According to the Nigerian Mining and Geosciences Society, “This award is given to any Mining Engineer/Earth Scientist of any nationality who has made consistent and excellent contribution to the general area of Mining and the Geology of the African Continent.” The award prize is a gold medal and a plague cast in polished rock/marble.
Prof. Chalokwu was cited for his research on the metamorphism and thermobarometry of the Pan African Domain of Ghana, Togo and Dahomey; the petrology and geochemistry of tin-bearing granites of Nigeria; and magma dynamics of the Freetown layered complex of Sierra Leone using radiogenic and stable isotopes, which lead to the recognition of isotopically distinct magma pulses. Prof. Chalokwu was editor for the journal Africa Geoscience Review and the Journal of African Earth Sciences (Elsevier), and in 1994 was the founder of the Pan African Geology International working group for the Geological Society of America.

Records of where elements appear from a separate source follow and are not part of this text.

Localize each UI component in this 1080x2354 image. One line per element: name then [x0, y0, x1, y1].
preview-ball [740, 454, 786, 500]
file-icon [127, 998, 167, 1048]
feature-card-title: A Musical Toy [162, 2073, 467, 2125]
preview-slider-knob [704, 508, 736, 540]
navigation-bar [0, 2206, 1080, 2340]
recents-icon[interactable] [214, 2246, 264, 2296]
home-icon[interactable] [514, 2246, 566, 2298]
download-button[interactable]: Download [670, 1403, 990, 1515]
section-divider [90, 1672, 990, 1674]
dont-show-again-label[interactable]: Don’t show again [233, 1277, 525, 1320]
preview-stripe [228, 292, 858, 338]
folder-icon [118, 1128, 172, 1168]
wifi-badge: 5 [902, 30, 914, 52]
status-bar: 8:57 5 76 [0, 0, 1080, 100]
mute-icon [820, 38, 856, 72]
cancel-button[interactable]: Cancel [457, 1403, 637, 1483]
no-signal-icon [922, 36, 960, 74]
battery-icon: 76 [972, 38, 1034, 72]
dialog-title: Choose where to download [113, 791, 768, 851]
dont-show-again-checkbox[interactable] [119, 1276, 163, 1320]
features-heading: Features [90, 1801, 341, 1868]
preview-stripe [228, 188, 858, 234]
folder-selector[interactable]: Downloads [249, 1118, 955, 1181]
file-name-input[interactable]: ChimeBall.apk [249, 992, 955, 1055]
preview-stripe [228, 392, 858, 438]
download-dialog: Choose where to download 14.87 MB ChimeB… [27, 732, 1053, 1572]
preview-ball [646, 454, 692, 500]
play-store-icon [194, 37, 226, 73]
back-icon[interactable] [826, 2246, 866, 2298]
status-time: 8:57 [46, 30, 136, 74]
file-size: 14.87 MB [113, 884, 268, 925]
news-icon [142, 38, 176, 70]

Prof. Chalokwu received the Ph.D. in geology and geochemistry from Miami University in 1984. After a postdoctoral fellowship at Miami University, he joined Auburn University in 1985 as a faculty member and rose to the rank of professor of petrology in 1995. He received a U.S. Senior Fulbright Fellowship in 1990 to teach at the University of Ghana, Legon, and conducted research on the Dahomeyide Orogenic Belt with geology faculty and students of that university. From 1994 to 1996, he was an external examiner for the study of the bushveld complex at the University of the Witwatersrand in Johannesburg, South Africa. He became the founding dean of the School of Arts and Sciences at Benedict College in South Carolina in 1996, was vice chancellor at the University of Tennessee before joining Saint Xavier University in 2001 as vice president for Academic Affairs. He is an elected fellow of several scientific societies.